La première mine complète de lithium d’Europe commence à fonctionner à Syväjärvi, dans l’ouest de la Finlande. Cette ressource stratégique est essentielle à la fabrication de produits électroniques modernes.
La Finlande est devenue le premier pays d’Europe à accueillir un cycle complet de production de lithium, de la mine à la raffinerie, selon le Service géologique de Finlande.
La mine à ciel ouvert Syväjärvi à Kaustinen produira de l’hydroxyde de lithium de qualité batterie, un matériau essentiel pour l’électronique moderne, allant des véhicules électriques aux smartphones.
L’appétit pour le lithium est souvent comparé à la demande de pétrole à l’aube du 20e siècle – et la Finlande en possède certaines des plus grandes réserves d’Europe.
Réduire la dépendance aux importations asiatiques et australiennes
Hannu Hautala, PDG de Keliber, a déclaré que le projet réduirait la dépendance de l’Europe à l’égard des importations de lithium en provenance d’Asie et d’Australie.
« Cela développe et accroît l’indépendance vis-à-vis des importations en provenance, par exemple, des pays asiatiques et d’Australie », a-t-il déclaré.
La mine devrait être pleinement opérationnelle d’ici deux ans. Des camions transporteront le minerai vers une usine de concentration à proximité, produisant un concentré semblable à du sable qui sera ensuite transporté vers une raffinerie pour fabriquer de l’hydroxyde de lithium de qualité batterie.
« L’hydroxyde de lithium sera destiné à l’industrie européenne des batteries », a déclaré Hautala, refusant de citer des clients spécifiques.
Le projet de 783 millions d’euros est exploité par Keliber Oy, une société finlandaise d’exploitation minière et de matériaux pour batteries.
Sibanye-Stillwater, le géant minier sud-africain, détient 80 % de ses actions, les 20 % restants étant détenus par l’entreprise publique finlandaise Finnish Minerals Group. La Banque européenne d’investissement a également apporté un financement de 150 millions d’euros.

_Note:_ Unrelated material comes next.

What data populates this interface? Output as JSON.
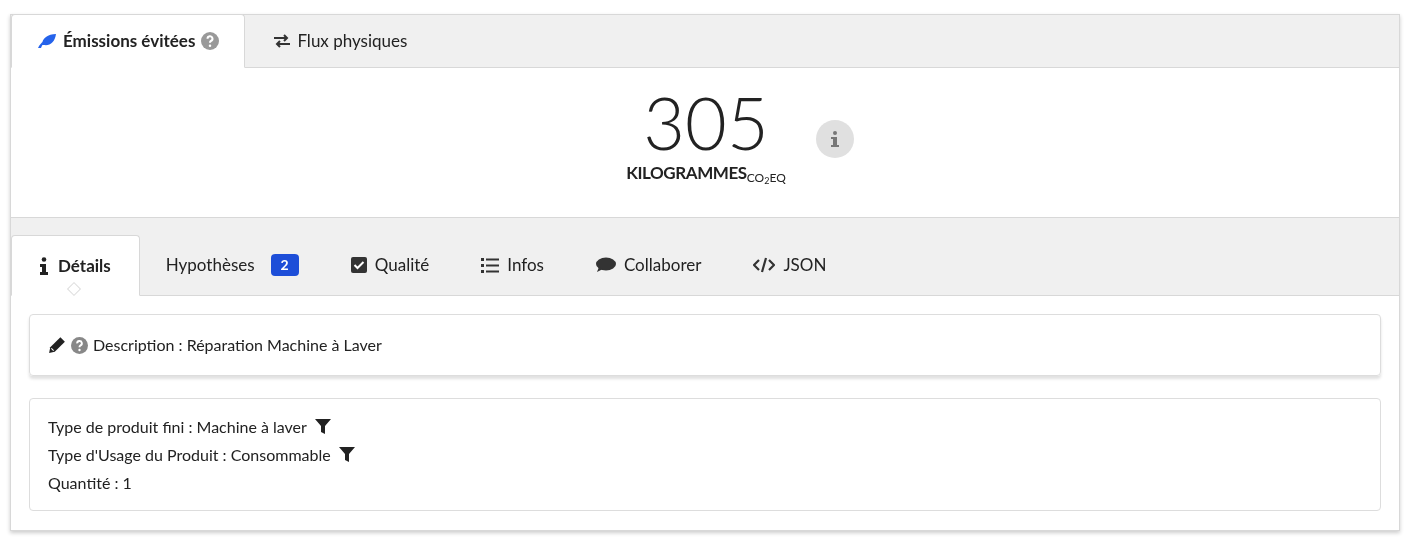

Le PDG de Sibanye-Stillwater, Neal Froneman, a qualifié la mine de « assez petite », mais a déclaré qu’elle était « très, très importante » d’un point de vue stratégique et technologique, représentant le premier investissement majeur de l’entreprise en Europe.
Le projet Keliber couvre plus de 500 kilomètres carrés et comprend six sites miniers supplémentaires prévus dans la région, aux côtés de Syväjärvi.
Des sections locales divisées sur le projet
Dans la ville voisine de Kaustinen, qui abrite un peu plus de 4 000 habitants, les sentiments à l’égard du projet sont mitigés.
« Du point de vue de l’emploi, cela a été positif », a déclaré Pilvi Järvelä, professeur de musique local. « Mais bien sûr, les gens s’inquiètent également de l’impact environnemental et de choses de ce genre. »
Hautala a déclaré que l’opération devrait employer environ 300 personnes.
À la raffinerie, le directeur technique Sami Heikkinen a déclaré que les essais avec de l’eau avaient déjà commencé. Si tout se passe comme prévu, « nous emballerons les premiers sacs à la fin de cette année », a-t-il déclaré, décrivant le produit final comme ressemblant à des « cristaux de sucre blanc », stockés dans des sacs de 500 ou 1 000 kilogrammes prêts à être transportés.
Une fois pleinement opérationnelle, la raffinerie devrait produire environ 15 000 tonnes d’hydroxyde de lithium de qualité batterie par an, soit environ 10 % de la demande actuelle de l’Europe selon Langbacka, ce qui signifie que les importations continueront de jouer un rôle important. La Chine domine actuellement l’approvisionnement mondial en lithium.
Alors que des pays comme le Portugal et la République tchèque détiennent des réserves, le site finlandais est le premier à regrouper toute la chaîne de production dans un rayon de 43 kilomètres, avec la mine, le concentrateur et la raffinerie à proximité immédiate.